Des entreprises agricoles de l’Estrie font le maximum pour protéger leurs employés étrangers de la COVID-19.
Des entreprises agricoles de l’Estrie font le maximum pour protéger leurs employés étrangers de la COVID-19.

Les travailleurs étrangers bien protégés par les agriculteurs de l'Estrie

Tommy Brochu
Tommy Brochu
La Tribune
Des entreprises agricoles de l’Estrie font le maximum pour protéger leurs employés étrangers de la COVID-19.

D’ailleurs, selon le président de l’UPA-Estrie, François Bourrassa, aucun travailleur étranger de la région n’est atteint de la COVID-19. « Si c’est le cas, on ne me l’a pas rapporté », précise-t-il. 

Rappelons que trois travailleurs mexicains sont décédés de la maladie en Ontario ce mois-ci. 

Mesures de protection

Selon le propriétaire de la Ferme Saint-Élie, qui est l’employeur de 13 travailleurs étrangers, ceux-ci sont très bien protégés.

Par exemple, leur commande est faite en ligne et ses employés n’ont qu’à aller la chercher à l’épicerie. « Ils ont des masques et des gants », dit l’employeur de dix Guatémaltèques et de trois Mexicains.

Une série de mesure a été adoptée pour assurer leur protection. « Ils sont deux par chambre [alors qu’ils pouvaient être quatre par le passé], ils ne mangent pas tous ensemble et ils ont des horaires séparés. Ils ont des jours pour faire leur lessive. On désinfecte toutes les tables, ils ont de l’eau de Javel. Ça fait des mois qu’on reçoit des informations. C’est ancré. Quand on va à la banque, c’est maximum trois dans la fourgonnette. Plus question d’embarquer à sept », dit celui qui paie un repas au restaurant à ses employés environ aux dix jours. 

« On fait tout ce qui est en notre possible », renchérit le patron. 

François Bourrassa

Petites fermes

« En Estrie, ce sont plus de petites fermes et il y a moins de travailleurs étrangers, pense le vice-président de l’UPA-Estrie, Michel Brien. C’est peut-être plus facile. Tout dépendant des installations où les travailleurs demeurent, quand il en arrive beaucoup, les employeurs les laissent ensemble dans la même maison et ils sont deux semaines en confinement. »

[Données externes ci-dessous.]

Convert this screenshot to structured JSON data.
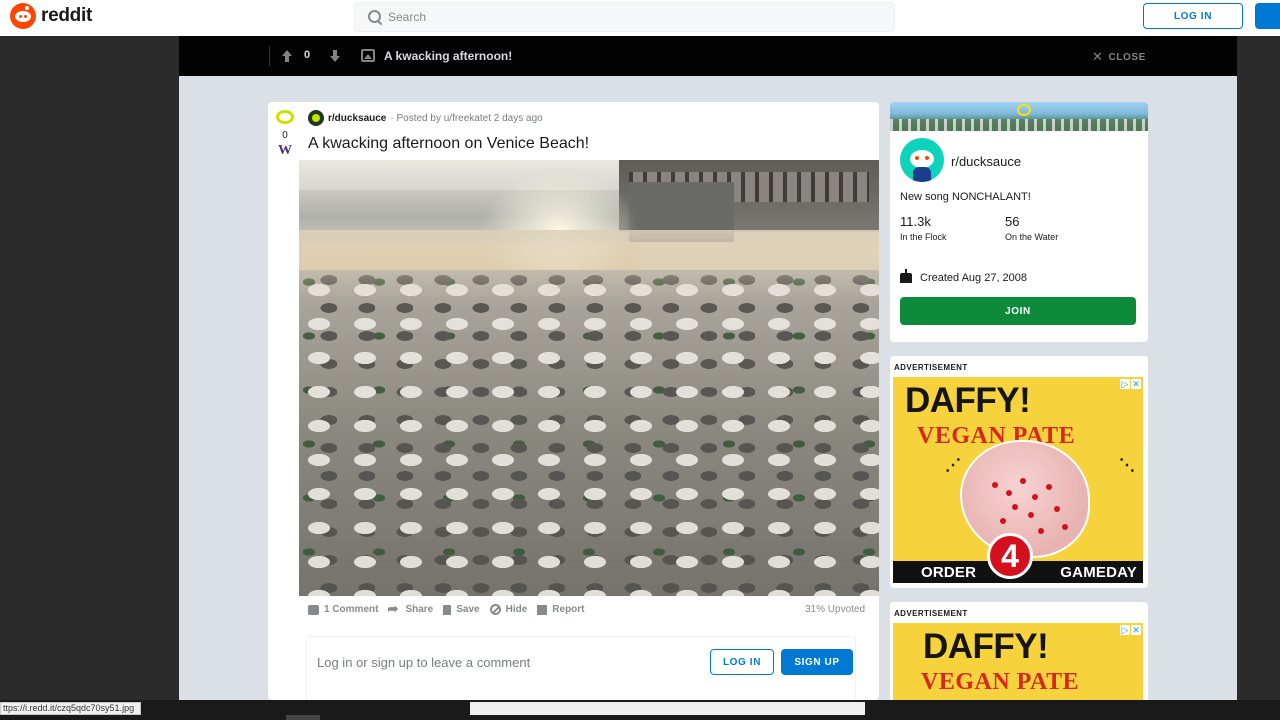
{
  "header": {
    "logo_text": "reddit",
    "search_placeholder": "Search",
    "login_label": "LOG IN"
  },
  "topbar": {
    "score": "0",
    "title": "A kwacking afternoon!",
    "close_label": "CLOSE"
  },
  "post": {
    "vote_count": "0",
    "flair_letter": "W",
    "subreddit": "r/ducksauce",
    "posted_by": "Posted by u/freekatet 2 days ago",
    "title": "A kwacking afternoon on Venice Beach!",
    "actions": {
      "comments": "1 Comment",
      "share": "Share",
      "save": "Save",
      "hide": "Hide",
      "report": "Report"
    },
    "upvoted": "31% Upvoted",
    "comment_prompt": "Log in or sign up to leave a comment",
    "login_label": "LOG IN",
    "signup_label": "SIGN UP"
  },
  "sidebar": {
    "name": "r/ducksauce",
    "description": "New song NONCHALANT!",
    "members_count": "11.3k",
    "members_label": "In the Flock",
    "online_count": "56",
    "online_label": "On the Water",
    "created": "Created Aug 27, 2008",
    "join_label": "JOIN"
  },
  "ads": [
    {
      "label": "ADVERTISEMENT",
      "headline": "DAFFY!",
      "subheadline": "VEGAN PATE",
      "badge_number": "4",
      "bottom_left": "ORDER",
      "bottom_right": "GAMEDAY"
    },
    {
      "label": "ADVERTISEMENT",
      "headline": "DAFFY!",
      "subheadline": "VEGAN PATE"
    }
  ],
  "status": {
    "url": "ttps://i.redd.it/czq5qdc70sy51.jpg"
  },
  "colors": {
    "accent": "#0079d3",
    "join": "#0e8a3c",
    "brand": "#ff4500",
    "ad_yellow": "#f6d23c",
    "ad_red": "#d5101e"
  }
}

Jusqu’à récemment, M. Brien n’avait qu’un seul travailleur guatémaltèque. Récemment, la fille de ce travailleur est venue le rejoindre, mais ils n’ont pas habité dans la même maison durant les 14 jours obligatoires de confinement. « J’ai loué une autre maison », confirme-t-il. 

Sécurité partagée

Selon lui, la responsabilité de la sécurité est partagée entre l’employeur et l’employé. « Parfois, les travailleurs arrivent ici et sont 14 jours à ne rien faire, c’est long. Ils peuvent négliger leurs symptômes. On parle de négligence des producteurs, mais ça peut aussi être celle des travailleurs. Ils ont l’inquiétude de ne pas être payés s’ils ne vont pas travailler. Mais dans l’ensemble, je crois que c’est assez facile d’appliquer les mesures. Il faut que l’employeur et l’employé soient conscients qu’ils ne font pas ça pour rien », exprime le producteur laitier. 


« Je pense qu’ils en sont plus conscients aujourd’hui avec ce qui est arrivé. »
Michel Brien

Est-ce que ses employés parlent de la COVID-19? « Beaucoup. Ils ont aussi de la COVID dans leur pays. Ils connaissent les dangers. Je pense qu’ils en sont plus conscients aujourd’hui avec ce qui est arrivé. Ça les touche pas mal. Celui qui travaille actuellement chez moi devait retourner chez lui. Il a choisi de continuer. Il a même dit qu’il avait moins de danger d’attraper la COVID ici qu’au Guatemala. Il sait aussi que le système de santé est meilleur ici », confie M. Brien. 

À sa ferme, M. Brien et les deux travailleurs ne se croisent pas souvent. « Je travaille plus au champ et les employés du Guatemala travaillent plus à l’étable, explique-t-il, ajoutant qu’ils n’ont pas beaucoup de contacts avec le monde extérieur. On se parle, mais on ne travaille pas collés les uns sur les autres. Quand ils font la traite, ils sont à chaque bout de l’étable. » 

Bilan du jour

En Estrie, le bilan de la COVID-19 est resté stable. La Santé publique de l’Estrie n’a déploré ni nouveau cas ni nouveau décès de la maladie à coronavirus.